Travel and responsibility – Globetrotter boss: “Travel must be more than just consumption” – News

Whether Kilimanjaro, Antarctica or Nepal: André Lüthi, travel legend and head of the Globetrotter Group, has been driven around the world for decades by his curiosity. He is always planning new trips – and still remains true to his roots in the canton of Fribourg.

Andre Luthi

President of the Board of Directors and Managing Director Globetrotter Group


Open the person box
Close the person box

Trained baker André Lüthi (63) has been working in the travel industry since 1984. He has been with the Globetrotter Group since 1987. Since 2009 he has been co-owner, member of the board of directors and managing director of the Globetrotter Group. Born in Freiburg, he has been traveling the world himself for decades.

SRF News: The summer holidays are over in many places, everyone is coming back to the office and talking about their holidays. What does the travel agency look like?

André Lüthi: It’s a bit different with us. Not everyone comes back from vacation in August. Our employees are on the road for up to twelve weeks a year. We see travel less as a holiday and more as a school of life and part of our job.

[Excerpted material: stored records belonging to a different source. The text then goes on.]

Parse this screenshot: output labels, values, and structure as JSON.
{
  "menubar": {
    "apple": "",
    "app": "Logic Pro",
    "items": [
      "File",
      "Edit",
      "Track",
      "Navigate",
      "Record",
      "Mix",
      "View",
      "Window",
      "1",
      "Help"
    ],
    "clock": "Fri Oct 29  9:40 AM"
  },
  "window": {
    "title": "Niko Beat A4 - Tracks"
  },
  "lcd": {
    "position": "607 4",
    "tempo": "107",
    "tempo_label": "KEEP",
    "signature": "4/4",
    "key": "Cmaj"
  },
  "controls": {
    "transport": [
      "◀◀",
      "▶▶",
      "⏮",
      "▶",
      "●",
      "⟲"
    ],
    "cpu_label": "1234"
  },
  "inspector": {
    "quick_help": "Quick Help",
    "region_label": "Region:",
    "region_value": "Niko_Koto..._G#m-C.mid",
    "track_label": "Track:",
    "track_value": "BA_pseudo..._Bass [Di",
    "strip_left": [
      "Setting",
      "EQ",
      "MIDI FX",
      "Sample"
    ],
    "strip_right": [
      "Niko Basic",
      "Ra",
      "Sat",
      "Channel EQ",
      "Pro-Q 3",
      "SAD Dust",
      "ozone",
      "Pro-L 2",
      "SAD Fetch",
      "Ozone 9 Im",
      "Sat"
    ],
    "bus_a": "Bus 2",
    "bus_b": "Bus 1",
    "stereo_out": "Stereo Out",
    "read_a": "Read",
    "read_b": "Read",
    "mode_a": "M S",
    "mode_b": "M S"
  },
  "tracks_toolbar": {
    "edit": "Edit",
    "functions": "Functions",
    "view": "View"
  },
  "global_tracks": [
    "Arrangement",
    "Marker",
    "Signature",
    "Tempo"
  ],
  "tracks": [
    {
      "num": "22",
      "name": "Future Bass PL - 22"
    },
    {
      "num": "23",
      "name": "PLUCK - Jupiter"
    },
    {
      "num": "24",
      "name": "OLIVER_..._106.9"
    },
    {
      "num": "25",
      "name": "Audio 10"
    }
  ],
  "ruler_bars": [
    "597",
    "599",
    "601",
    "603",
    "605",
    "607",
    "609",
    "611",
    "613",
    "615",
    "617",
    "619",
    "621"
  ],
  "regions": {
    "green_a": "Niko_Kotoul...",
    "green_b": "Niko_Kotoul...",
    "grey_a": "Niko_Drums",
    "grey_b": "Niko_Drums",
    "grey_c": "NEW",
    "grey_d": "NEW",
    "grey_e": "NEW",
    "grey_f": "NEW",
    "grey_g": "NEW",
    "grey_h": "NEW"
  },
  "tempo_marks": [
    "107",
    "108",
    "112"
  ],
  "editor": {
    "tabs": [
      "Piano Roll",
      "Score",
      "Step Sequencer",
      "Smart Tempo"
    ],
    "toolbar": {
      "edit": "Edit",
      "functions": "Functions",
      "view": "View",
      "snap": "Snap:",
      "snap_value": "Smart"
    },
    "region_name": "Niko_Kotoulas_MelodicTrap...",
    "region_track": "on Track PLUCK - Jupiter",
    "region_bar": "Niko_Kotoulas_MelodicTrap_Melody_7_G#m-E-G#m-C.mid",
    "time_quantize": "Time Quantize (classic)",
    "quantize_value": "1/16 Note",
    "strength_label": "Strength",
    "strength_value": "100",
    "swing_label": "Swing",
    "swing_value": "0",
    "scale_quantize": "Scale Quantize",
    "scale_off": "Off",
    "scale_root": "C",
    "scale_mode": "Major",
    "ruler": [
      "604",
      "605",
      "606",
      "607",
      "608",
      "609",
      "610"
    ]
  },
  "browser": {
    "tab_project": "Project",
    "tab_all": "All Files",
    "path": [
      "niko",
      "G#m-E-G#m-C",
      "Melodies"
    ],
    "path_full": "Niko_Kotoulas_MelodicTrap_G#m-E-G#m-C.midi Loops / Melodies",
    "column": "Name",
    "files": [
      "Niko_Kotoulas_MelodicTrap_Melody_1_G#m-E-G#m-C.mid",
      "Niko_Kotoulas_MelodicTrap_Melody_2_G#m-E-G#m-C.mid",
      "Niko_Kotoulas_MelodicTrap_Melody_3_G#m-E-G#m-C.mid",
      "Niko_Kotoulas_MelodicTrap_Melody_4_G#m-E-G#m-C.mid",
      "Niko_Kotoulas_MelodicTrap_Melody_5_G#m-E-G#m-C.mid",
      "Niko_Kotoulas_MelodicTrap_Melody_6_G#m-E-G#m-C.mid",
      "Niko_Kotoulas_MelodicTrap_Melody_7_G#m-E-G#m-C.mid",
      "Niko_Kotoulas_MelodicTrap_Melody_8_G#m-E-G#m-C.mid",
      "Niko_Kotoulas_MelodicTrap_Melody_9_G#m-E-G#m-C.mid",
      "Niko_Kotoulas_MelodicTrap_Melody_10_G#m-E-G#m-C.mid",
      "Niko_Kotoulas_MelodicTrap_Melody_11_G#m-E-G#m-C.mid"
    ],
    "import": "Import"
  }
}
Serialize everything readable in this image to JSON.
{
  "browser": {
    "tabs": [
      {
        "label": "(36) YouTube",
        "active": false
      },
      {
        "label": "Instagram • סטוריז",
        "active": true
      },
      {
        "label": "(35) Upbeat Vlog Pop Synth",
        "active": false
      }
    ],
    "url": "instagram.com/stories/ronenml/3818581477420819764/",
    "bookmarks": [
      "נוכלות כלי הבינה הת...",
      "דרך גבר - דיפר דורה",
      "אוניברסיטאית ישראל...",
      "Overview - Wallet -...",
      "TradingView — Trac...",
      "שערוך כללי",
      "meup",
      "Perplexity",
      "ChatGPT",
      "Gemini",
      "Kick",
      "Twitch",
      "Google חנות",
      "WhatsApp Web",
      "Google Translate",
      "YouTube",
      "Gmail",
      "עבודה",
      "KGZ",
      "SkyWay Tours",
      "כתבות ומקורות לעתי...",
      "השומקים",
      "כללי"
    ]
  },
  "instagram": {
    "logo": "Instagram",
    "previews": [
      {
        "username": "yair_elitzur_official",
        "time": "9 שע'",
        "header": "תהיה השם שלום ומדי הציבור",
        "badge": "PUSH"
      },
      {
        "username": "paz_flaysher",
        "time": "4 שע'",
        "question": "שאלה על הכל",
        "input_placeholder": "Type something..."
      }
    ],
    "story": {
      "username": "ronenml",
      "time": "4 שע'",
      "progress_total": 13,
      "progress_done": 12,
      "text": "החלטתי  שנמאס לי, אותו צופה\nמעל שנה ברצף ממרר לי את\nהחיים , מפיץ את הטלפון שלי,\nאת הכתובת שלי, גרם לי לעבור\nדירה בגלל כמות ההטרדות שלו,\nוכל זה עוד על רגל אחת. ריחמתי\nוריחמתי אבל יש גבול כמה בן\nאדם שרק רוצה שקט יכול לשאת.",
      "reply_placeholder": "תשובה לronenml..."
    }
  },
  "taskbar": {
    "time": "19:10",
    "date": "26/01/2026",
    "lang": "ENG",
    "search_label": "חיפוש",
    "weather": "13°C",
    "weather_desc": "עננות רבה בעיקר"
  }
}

Desert, mountains, eternal ice: Lüthi’s passion is travelling

So traveling is your job. Have you always known that feeling of wanderlust?

Yes, even as a little boy. Of course it wasn’t the big wide world then. For example, I was interested in what was hidden behind the forest in the village. I often took detours on my long way to school.

After your apprenticeship as a baker, you hitchhiked to London and finally to San Francisco. Was that an escape from narrow Switzerland?

No, I wouldn’t say it like that. Although I did not agree with many things in Switzerland at the time, curiosity drove me abroad. The desire to get to know new people and cultures. The longer I traveled, the more I learned to appreciate Switzerland.

You cannot forbid people to travel. This desire to explore is in us.

You repeatedly criticize the travel industry publicly. But as head of the Globetrotter Group, you are part of it. That bites you.

You cannot forbid people to travel. This desire to explore is in us. But the way people travel now, and especially before the pandemic, is not good. We are trying to counter this trend.

Where is the problem?

You can fly to any European city for pocket money. Paris this weekend, London next. Travel has no real value anymore.

How are you trying to counteract this?

What we can do as a travel company is take responsibility. We try to create a sustainable travel culture. People should rather experience a country intensively for three weeks than fly to an all-inclusive holiday for a week three times a year.

But you don’t live by example, your Instagram profile is full of exotic travel pictures, you recently traveled to Svalbard and Africa.

I led a tour group in Spitsbergen. And as I said: I don’t want people to stop traveling. It’s things like the weekend trips to London or Barcelona that people should be more concerned about.

To you again. You are 63 years old and your retirement is approaching. Will you be going on a world tour when you retire or have you satisfied your wanderlust?

I’m not thinking about retirement. I probably won’t pull the plug when I’m 65. But I will structure my work differently. Give more lectures, inspire people and thus make my contribution to international understanding.

And you yourself. Where are you still drawn to?

There are still places that appeal to me, Russia for example. Even if it’s tricky at the moment. I would also like to visit places that I have traveled to a long time ago. I want to see how they have changed. Even at the risk of being disappointed because they are no longer the way I remember them.

What about your home country, the canton of Fribourg? Can you still be found there?

Definitely. I’ve lived in Bern for a long time. My mother still lives in Schmitten FR. I even go to the woods where I played cowboy when I was a boy. I’m quite sentimental about that, I really like being at home.

The conversation was conducted by Thomas Pressmann.